Chad Hugo’s legal dispute with Pharrell Williams is expanding, shifting from a royalty disagreement into a broader fight over authorship, credit, and long-term ownership.
In an amended complaint filed in February, Hugo introduced new claims challenging songwriting and production credits on eight tracks tied to Williams and other artists, including ROSALÍA, Latto and Tyler, the Creator. The expansion signals that the dispute is no longer limited to past accounting issues but now extends into how recent work has been credited and structured.
The case originally began in January, when Hugo filed suit in federal court in California, alleging he was owed between $325,000 and $575,000 in unpaid royalties, with potential damages reaching up to $1 million tied to projects including No One Ever Really Dies. At that stage, the focus was largely on transparency. Hugo claimed that he had been requesting financial records and royalty documentation since 2021 and had not been given access to the information needed to verify what he was owed.
The amended filing reframes the dispute in more fundamental terms. Rather than centering only on unpaid income, Hugo’s legal team argues that he was excluded from proper credit on music he helped create. The complaint positions his role within The Neptunes as central to the duo’s sound, describing him as responsible for composition, arrangement, instrumentation, and overall production design, while Williams operated more prominently as the public-facing figure.
This distinction carries weight because it directly impacts ownership. Hugo’s claim is built on the idea that his contributions were made with the expectation of joint authorship, meaning both parties intended for their work to be merged into unified compositions and recordings. From that perspective, the absence of credit is not just a financial issue but a removal from ownership itself, which would affect his stake in publishing and recording rights tied to those songs.
The legal argument, however, faces potential challenges. Many of the songs referenced in the amended complaint were released in 2022, raising questions about the statute of limitations under U.S. copyright law, which typically requires ownership disputes to be filed within three years. If that window is deemed to have passed, portions of the claim could be dismissed on procedural grounds.

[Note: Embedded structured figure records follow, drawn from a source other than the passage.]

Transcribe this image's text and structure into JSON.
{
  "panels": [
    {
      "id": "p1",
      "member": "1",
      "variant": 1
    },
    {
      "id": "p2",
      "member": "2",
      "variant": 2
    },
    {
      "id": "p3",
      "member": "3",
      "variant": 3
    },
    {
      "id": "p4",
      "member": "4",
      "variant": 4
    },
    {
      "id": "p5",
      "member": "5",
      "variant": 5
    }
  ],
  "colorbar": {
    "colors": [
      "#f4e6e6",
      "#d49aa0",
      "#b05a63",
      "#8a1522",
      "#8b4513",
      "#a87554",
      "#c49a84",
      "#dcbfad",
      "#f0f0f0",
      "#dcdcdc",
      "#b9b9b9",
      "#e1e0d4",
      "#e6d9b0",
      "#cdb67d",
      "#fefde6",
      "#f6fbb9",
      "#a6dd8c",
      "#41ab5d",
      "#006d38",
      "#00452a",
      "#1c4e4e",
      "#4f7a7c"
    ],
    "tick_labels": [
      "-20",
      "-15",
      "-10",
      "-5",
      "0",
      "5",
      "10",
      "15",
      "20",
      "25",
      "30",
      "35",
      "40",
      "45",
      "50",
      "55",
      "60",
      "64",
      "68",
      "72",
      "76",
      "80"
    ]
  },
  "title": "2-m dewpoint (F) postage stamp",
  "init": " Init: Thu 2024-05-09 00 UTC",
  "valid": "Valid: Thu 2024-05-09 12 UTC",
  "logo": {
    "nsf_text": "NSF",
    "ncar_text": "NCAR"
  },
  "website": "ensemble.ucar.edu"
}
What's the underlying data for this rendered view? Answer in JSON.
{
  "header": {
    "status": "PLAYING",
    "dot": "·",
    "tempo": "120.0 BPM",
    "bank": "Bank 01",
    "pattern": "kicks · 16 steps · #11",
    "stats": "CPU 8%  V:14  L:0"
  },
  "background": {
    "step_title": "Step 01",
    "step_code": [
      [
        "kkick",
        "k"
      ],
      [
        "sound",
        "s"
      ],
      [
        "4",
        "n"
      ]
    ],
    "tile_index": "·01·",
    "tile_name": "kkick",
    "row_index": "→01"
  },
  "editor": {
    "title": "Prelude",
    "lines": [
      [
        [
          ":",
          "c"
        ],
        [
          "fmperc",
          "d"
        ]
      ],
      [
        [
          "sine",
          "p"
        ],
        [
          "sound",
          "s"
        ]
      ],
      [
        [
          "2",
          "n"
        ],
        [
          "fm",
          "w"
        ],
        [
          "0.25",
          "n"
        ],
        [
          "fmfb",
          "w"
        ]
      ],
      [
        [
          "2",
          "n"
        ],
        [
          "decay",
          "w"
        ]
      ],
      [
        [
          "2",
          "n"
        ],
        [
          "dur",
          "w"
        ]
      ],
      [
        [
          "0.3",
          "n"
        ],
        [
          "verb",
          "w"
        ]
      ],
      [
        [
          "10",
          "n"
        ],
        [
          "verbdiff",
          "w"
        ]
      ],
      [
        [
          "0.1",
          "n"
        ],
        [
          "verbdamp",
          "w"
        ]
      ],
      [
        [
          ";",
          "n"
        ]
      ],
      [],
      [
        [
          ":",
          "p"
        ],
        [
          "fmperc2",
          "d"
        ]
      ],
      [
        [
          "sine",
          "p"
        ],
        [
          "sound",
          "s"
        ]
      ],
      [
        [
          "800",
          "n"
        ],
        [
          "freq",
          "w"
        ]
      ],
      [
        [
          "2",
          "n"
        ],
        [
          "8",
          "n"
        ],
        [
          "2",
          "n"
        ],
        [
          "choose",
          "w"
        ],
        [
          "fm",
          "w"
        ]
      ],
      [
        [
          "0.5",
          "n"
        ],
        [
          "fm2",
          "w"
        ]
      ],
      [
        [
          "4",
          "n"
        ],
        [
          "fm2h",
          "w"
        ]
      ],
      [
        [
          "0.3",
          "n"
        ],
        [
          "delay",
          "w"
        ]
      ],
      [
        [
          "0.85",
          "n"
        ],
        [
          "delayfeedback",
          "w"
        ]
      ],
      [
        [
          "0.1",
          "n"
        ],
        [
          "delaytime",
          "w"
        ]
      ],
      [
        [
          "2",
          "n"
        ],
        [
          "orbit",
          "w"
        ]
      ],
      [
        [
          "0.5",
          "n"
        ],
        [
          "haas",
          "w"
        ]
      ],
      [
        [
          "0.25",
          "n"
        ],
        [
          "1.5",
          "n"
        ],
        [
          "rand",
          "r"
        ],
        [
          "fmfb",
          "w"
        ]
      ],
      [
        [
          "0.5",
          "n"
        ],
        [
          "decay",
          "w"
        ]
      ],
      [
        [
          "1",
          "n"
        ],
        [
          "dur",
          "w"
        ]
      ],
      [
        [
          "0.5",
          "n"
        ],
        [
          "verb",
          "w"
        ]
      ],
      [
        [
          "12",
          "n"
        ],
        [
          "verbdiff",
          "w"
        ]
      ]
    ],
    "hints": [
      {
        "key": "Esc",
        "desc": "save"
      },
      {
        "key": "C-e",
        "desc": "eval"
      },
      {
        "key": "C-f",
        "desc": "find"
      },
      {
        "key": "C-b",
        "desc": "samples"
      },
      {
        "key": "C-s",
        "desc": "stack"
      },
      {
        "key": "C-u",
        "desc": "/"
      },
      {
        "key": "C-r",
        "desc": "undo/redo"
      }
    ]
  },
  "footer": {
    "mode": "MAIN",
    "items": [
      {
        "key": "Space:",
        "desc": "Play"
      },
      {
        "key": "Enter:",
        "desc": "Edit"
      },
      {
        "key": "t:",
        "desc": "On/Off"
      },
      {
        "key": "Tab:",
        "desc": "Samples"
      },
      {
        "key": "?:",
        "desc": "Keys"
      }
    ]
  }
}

At the same time, the inclusion of copyright claims appears to serve a strategic purpose beyond the substance of the case. By introducing federal copyright issues, Hugo’s legal team is able to keep the dispute in federal court. Without those claims, the case would likely fall under state law and be moved to a different jurisdiction, which could alter how the case is argued and resolved.
This is not the first legal conflict between the two longtime collaborators. In 2024, Hugo filed a separate lawsuit accusing Williams of attempting to control The Neptunes trademark, adding another layer to what has become a broader breakdown in one of the most influential production partnerships in modern music.
The business surrounding The Neptunes has also faced scrutiny in the past. In 2020, Kelis publicly claimed she had been misled about royalties tied to her debut album Kaleidoscope, which was produced by the duo, contributing to ongoing conversations about transparency and fairness in producer-driven deals.
Taken together, the situation reflects a pattern that appears frequently across the music industry. Creative partnerships are often built informally, with roles and expectations understood rather than explicitly documented. As the value of the work increases over time, those informal arrangements are tested, and questions around credit, ownership, and control become more difficult to resolve without legal intervention.